On Sat, 21 Mar 1998 11:56:54 +0100 I asked

> Can anyone point me towards a corpus of on-line dialogues? I mean
> dialogues between humans using a computer as the medium of
> transmission... like talk in UNIX or chat rooms on the Internet?
> I would prefer English text, don't care what the subject matter is.
> The more the merrier - even better if it includes typos.

inviting replies to me directly.

Here is a summary of the replies that I got.

David Roger <3dmr5@qlink.queensu.ca> is doing a PhD thesis in French
linguistics; having searched unsuccessfully for such a corpus himself,
he is currently capturing text (in French) from an IRC chat room.
"Alex Collier" <alex@rdues.liv.ac.uk> gives the following URL for a
list of such sites.
http://www.cs.cf.ac.uk/User/Andrew.Wilson/MUDlist/

Eric Atwell eric@scs.leeds.ac.uk says that Gavin Churcher at BT labs is
collecting such a `corpus', but would like to hear about any others.
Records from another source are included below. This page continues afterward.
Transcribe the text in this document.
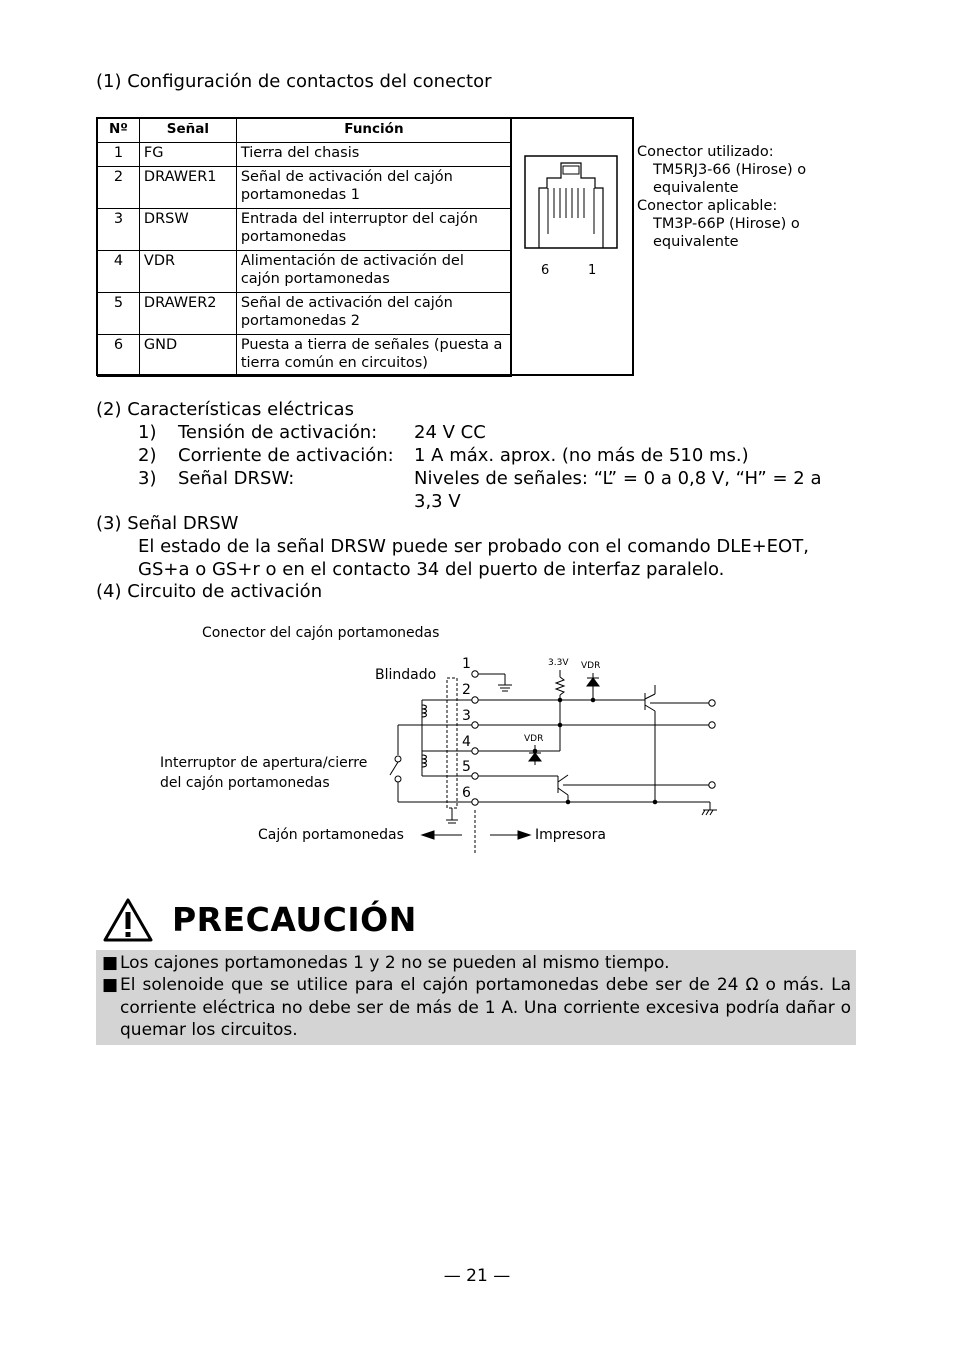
(1) Configuración de contactos del conector
Nº	Señal	Función
1	FG	Tierra del chasis
2	DRAWER1	Señal de activación del cajón
portamonedas 1
3	DRSW	Entrada del interruptor del cajón
portamonedas
4	VDR	Alimentación de activación del
cajón portamonedas
5	DRAWER2	Señal de activación del cajón
portamonedas 2
6	GND	Puesta a tierra de señales (puesta a
tierra común en circuitos)
6	1
Conector utilizado:
TM5RJ3-66 (Hirose) o
equivalente
Conector aplicable:
TM3P-66P (Hirose) o
equivalente
(2) Características eléctricas
1) Tensión de activación: 24 V CC
2) Corriente de activación: 1 A máx. aprox. (no más de 510 ms.)
3) Señal DRSW:	Niveles de señales: “L” = 0 a 0,8 V, “H” = 2 a
3,3 V
(3) Señal DRSW
El estado de la señal DRSW puede ser probado con el comando DLE+EOT,
GS+a o GS+r o en el contacto 34 del puerto de interfaz paralelo.
(4) Circuito de activación
Conector del cajón portamonedas
Blindado
Interruptor de apertura/cierre
del cajón portamonedas
Cajón portamonedas	Impresora
3.3V VDR
VDR
1
2
3
4
5
6
PRECAUCIÓN
■ Los cajones portamonedas 1 y 2 no se pueden al mismo tiempo.
■ El solenoide que se utilice para el cajón portamonedas debe ser de 24 Ω o más. La
corriente eléctrica no debe ser de más de 1 A. Una corriente excesiva podría dañar o
quemar los circuitos.
— 21 —
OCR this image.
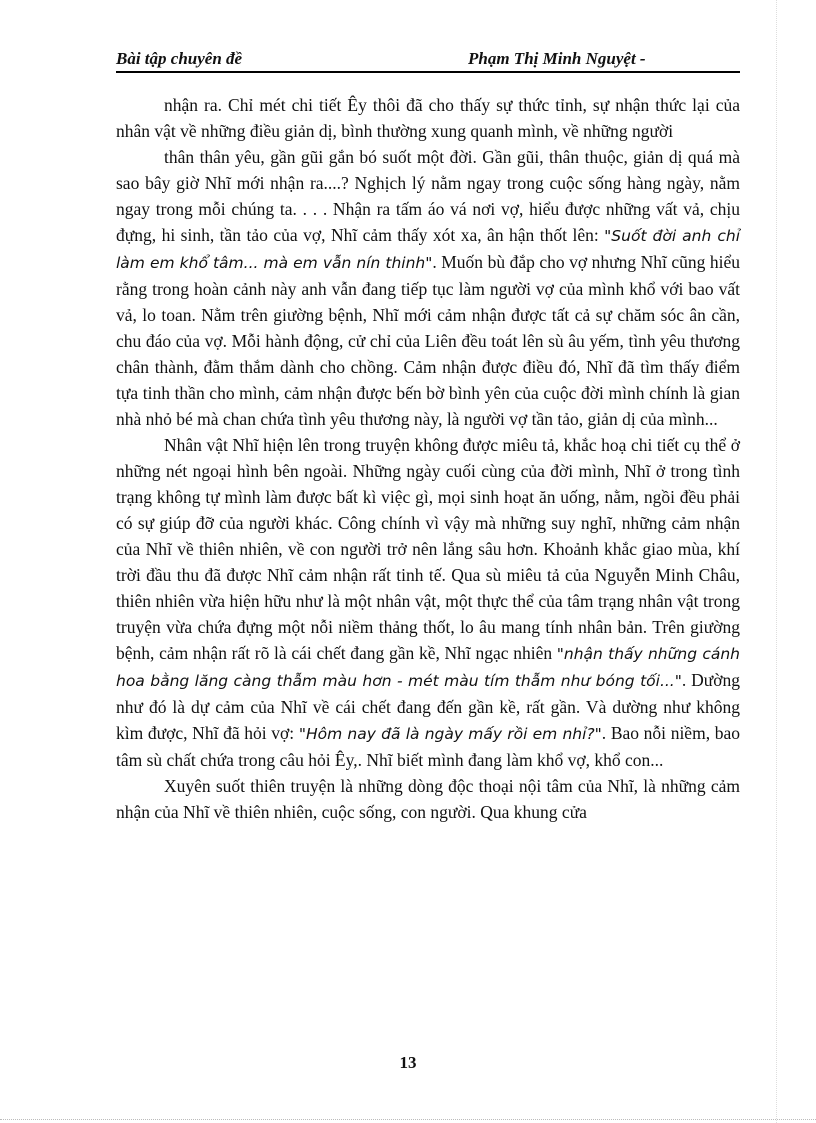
Bài tập chuyên đề	Phạm Thị Minh Nguyệt -

nhận ra. Chỉ mét chi tiết Êy thôi đã cho thấy sự thức tỉnh, sự nhận thức lại của nhân vật về những điều giản dị, bình thường xung quanh mình, về những người

thân thân yêu, gần gũi gắn bó suốt một đời. Gần gũi, thân thuộc, giản dị quá mà sao bây giờ Nhĩ mới nhận ra....? Nghịch lý nằm ngay trong cuộc sống hàng ngày, nằm ngay trong mỗi chúng ta. . . . Nhận ra tấm áo vá nơi vợ, hiểu được những vất vả, chịu đựng, hi sinh, tần tảo của vợ, Nhĩ cảm thấy xót xa, ân hận thốt lên: "Suốt đời anh chỉ làm em khổ tâm... mà em vẫn nín thinh". Muốn bù đắp cho vợ nhưng Nhĩ cũng hiểu rằng trong hoàn cảnh này anh vẫn đang tiếp tục làm người vợ của mình khổ với bao vất vả, lo toan. Nằm trên giường bệnh, Nhĩ mới cảm nhận được tất cả sự chăm sóc ân cần, chu đáo của vợ. Mỗi hành động, cử chỉ của Liên đều toát lên sù âu yếm, tình yêu thương chân thành, đằm thắm dành cho chồng. Cảm nhận được điều đó, Nhĩ đã tìm thấy điểm tựa tinh thần cho mình, cảm nhận được bến bờ bình yên của cuộc đời mình chính là gian nhà nhỏ bé mà chan chứa tình yêu thương này, là người vợ tần tảo, giản dị của mình...

Nhân vật Nhĩ hiện lên trong truyện không được miêu tả, khắc hoạ chi tiết cụ thể ở những nét ngoại hình bên ngoài. Những ngày cuối cùng của đời mình, Nhĩ ở trong tình trạng không tự mình làm được bất kì việc gì, mọi sinh hoạt ăn uống, nằm, ngồi đều phải có sự giúp đỡ của người khác. Công chính vì vậy mà những suy nghĩ, những cảm nhận của Nhĩ về thiên nhiên, về con người trở nên lắng sâu hơn. Khoảnh khắc giao mùa, khí trời đầu thu đã được Nhĩ cảm nhận rất tinh tế. Qua sù miêu tả của Nguyễn Minh Châu, thiên nhiên vừa hiện hữu như là một nhân vật, một thực thể của tâm trạng nhân vật trong truyện vừa chứa đựng một nỗi niềm thảng thốt, lo âu mang tính nhân bản. Trên giường bệnh, cảm nhận rất rõ là cái chết đang gần kề, Nhĩ ngạc nhiên "nhận thấy những cánh hoa bằng lăng càng thẫm màu hơn - mét màu tím thẫm như bóng tối...". Dường như đó là dự cảm của Nhĩ về cái chết đang đến gần kề, rất gần. Và dường như không kìm được, Nhĩ đã hỏi vợ: "Hôm nay đã là ngày mấy rồi em nhỉ?". Bao nỗi niềm, bao tâm sù chất chứa trong câu hỏi Êy,. Nhĩ biết mình đang làm khổ vợ, khổ con...

Xuyên suốt thiên truyện là những dòng độc thoại nội tâm của Nhĩ, là những cảm nhận của Nhĩ về thiên nhiên, cuộc sống, con người. Qua khung cửa

13
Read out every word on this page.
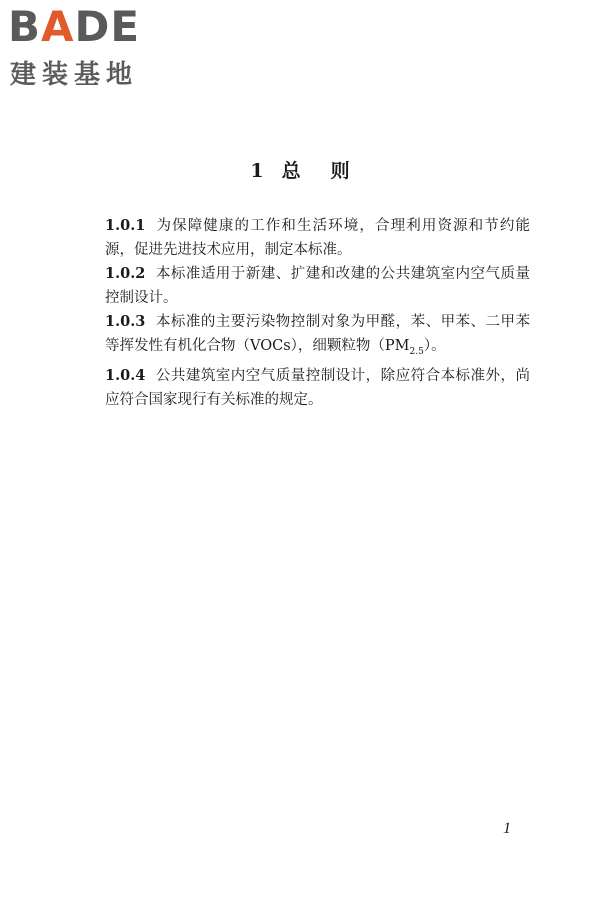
BADE
建装基地
1 总 则

1.0.1 为保障健康的工作和生活环境，合理利用资源和节约能源，促进先进技术应用，制定本标准。

1.0.2 本标准适用于新建、扩建和改建的公共建筑室内空气质量控制设计。

1.0.3 本标准的主要污染物控制对象为甲醛，苯、甲苯、二甲苯等挥发性有机化合物（VOCs），细颗粒物$(PM_{2.5})$。

1.0.4 公共建筑室内空气质量控制设计，除应符合本标准外，尚应符合国家现行有关标准的规定。

1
Nicolas Nicolov <nicolas@cogs.susx.ac.uk> and John McNaught
jock@ccl.umist.ac.uk both mention the MAP TASK project at Edinburgh,
which involved recording the interactions of two people trying to
negotiate directions based on map reading. See
see: http://www.hcrc.ed.ac.uk/dialogue/maptask.html

Simeon J. Yates s.j.yates@open.ac.uk has a number of such corpora,
which he has collected for his own research.

"Andrea Mulloni" <MULLONI@bued29.kfunigraz.ac.at> pointed me to the
following site which contains corpora of transcribed telephone
conversations, whihc is not exactly what I was after, but others may
find useful: www.cse.ogi.edu/CSU/corpora/corpus_list.html

Thanks everyone for your information.